Here is a picture of a 1200 amp main service disconnect. I had to shut down the service to add a subservice. During the scheduled shutdown I had everything ready to go when I tried to shut off the disconnect. Everyone can attest to how hard it is sometimes to throw the handle on large disconnects,but this was hard. I tried once, twice, even had someone help me. I then opened the disconnect door only to have my heart stop when I saw this.
The 500's were run up the side of the handle right through the mechanism attached to the handle. The cables were actually preventing the handle from going down. I thank my lucky stars I stopped and looked before providing the force needed to go through the insulation. The funny thing was they left the entire side of the disconnect free of cables. I think they were short on the one phase.
Thanks. I've often looked at the listed systems used by places like Bermuda, the Bahamas and so on where they use 120V for small appliances and wondered whether they follow standard American practice in their distribution, color codes, circuit arrangements, etc.
If you have any more info on how things differ in the islands, perhaps it would make an interesting thread? (Subtle hint... )
Re: Scared the %^$& out of me!#113490 06/16/0204:28 PM06/16/0204:28 PM
Pauluk: Some info on Bahamas. They adopt a 120/208 480/277 style. They predominently use the Canadian Electrical code with some little qwirks of their own. It is a 60 hz system delivered by 2 huge diesel generators located in Nassau. Power outages are not uncommon but all major resorts have an extensive backup systems. Aside from the British phasing system of the utility they use Black,Red,Blue and Brown,Orange,Yellow.(yes Black,Red,Blue..weird huh?) Maintence is very important there. The Salt air eats and corrodes EVERYTHING! I wonder if Florida is the same way. PVC is very popular. Skill level of local electricians is...uh..SCARY.
Re: Scared the %^$& out of me!#113491 06/17/0205:34 AM06/17/0205:34 AM
I'm on the English coast, and we have a similar problem with the salty atmosphere, although without the humidity. (And the temperatures are much lower, too .)
If the utility uses British phase colors, do they stick with American white/gray neutral, or do they use the British black for neutral? If the latter, I reckon it could get rather confusing where it changes to the other system!
Re: Scared the %^$& out of me!#113492 06/17/0211:24 PM06/17/0211:24 PM
Although it won't help pinched insulation, above 600V, using one, two and three white bands is fairly unambiguous. Had an unbelievably cheap outfit that used 1-2-0 bands alternated with 0-1-2 bands. Two different foremen had a tiff and wouldn't talk to each other. It took ~6 months for the plant electricians to figure out what had happened. Rolled phases don’t work too well on double-ended unit substations.
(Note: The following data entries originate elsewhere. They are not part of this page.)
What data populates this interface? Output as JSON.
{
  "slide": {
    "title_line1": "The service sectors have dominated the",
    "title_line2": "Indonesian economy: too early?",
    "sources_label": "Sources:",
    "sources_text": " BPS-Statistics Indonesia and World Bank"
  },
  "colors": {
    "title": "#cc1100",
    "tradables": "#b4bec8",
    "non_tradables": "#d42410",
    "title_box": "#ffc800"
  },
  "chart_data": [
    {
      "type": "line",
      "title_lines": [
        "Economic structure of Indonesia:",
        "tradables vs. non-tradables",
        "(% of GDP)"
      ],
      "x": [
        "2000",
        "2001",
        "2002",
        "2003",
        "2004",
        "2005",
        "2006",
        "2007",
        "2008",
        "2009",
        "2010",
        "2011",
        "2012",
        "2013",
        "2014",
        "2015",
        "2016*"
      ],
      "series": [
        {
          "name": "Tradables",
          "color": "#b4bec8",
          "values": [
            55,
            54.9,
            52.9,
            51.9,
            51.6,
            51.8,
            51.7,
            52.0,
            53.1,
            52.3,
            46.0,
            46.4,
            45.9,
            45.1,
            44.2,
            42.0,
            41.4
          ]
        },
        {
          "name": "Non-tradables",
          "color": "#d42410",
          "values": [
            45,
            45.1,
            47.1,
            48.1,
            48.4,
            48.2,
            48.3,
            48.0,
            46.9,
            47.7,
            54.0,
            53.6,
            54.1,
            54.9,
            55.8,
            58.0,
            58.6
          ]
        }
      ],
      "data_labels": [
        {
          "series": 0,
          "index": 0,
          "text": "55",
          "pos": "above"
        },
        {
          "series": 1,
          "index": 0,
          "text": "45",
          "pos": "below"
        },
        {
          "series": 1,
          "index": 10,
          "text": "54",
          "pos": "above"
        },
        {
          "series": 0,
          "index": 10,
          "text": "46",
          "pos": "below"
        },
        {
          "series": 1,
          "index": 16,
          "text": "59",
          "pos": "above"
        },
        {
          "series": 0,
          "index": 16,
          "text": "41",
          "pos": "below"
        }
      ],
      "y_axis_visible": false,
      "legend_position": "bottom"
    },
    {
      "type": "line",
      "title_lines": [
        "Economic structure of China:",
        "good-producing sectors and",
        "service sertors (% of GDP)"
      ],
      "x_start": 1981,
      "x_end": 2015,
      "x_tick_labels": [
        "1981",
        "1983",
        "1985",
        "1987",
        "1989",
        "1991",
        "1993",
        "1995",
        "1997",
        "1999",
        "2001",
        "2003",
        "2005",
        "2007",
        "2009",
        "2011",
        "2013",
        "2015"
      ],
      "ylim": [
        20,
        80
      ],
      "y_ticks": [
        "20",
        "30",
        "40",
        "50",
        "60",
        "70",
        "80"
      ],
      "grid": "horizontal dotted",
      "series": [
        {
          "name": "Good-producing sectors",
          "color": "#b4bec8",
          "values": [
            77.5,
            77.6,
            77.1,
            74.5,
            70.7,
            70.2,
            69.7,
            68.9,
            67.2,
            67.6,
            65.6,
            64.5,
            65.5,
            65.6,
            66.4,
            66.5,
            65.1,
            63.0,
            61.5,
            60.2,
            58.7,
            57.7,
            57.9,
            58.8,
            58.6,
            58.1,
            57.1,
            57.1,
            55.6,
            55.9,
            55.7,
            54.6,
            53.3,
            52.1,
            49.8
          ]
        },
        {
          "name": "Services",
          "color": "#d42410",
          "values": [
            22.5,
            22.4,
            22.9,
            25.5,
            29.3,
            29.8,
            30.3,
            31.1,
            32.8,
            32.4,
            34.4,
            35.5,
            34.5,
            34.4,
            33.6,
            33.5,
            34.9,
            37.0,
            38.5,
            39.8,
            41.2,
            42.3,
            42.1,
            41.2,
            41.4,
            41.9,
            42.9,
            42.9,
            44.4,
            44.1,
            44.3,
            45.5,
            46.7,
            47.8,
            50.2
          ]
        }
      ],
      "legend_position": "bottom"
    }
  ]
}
Re: Scared the %^$& out of me!#113493 09/12/0210:44 PM09/12/0210:44 PM
Getting back to the original question: Does it seem to you that little or no attention is given by manufacturers as to where the wires will go? Isn't it almost routine to find neutral and ground bard buried under the hot wires? So many disconnects that are capable of taking 100 amp fuses are not able to handle #2 wire.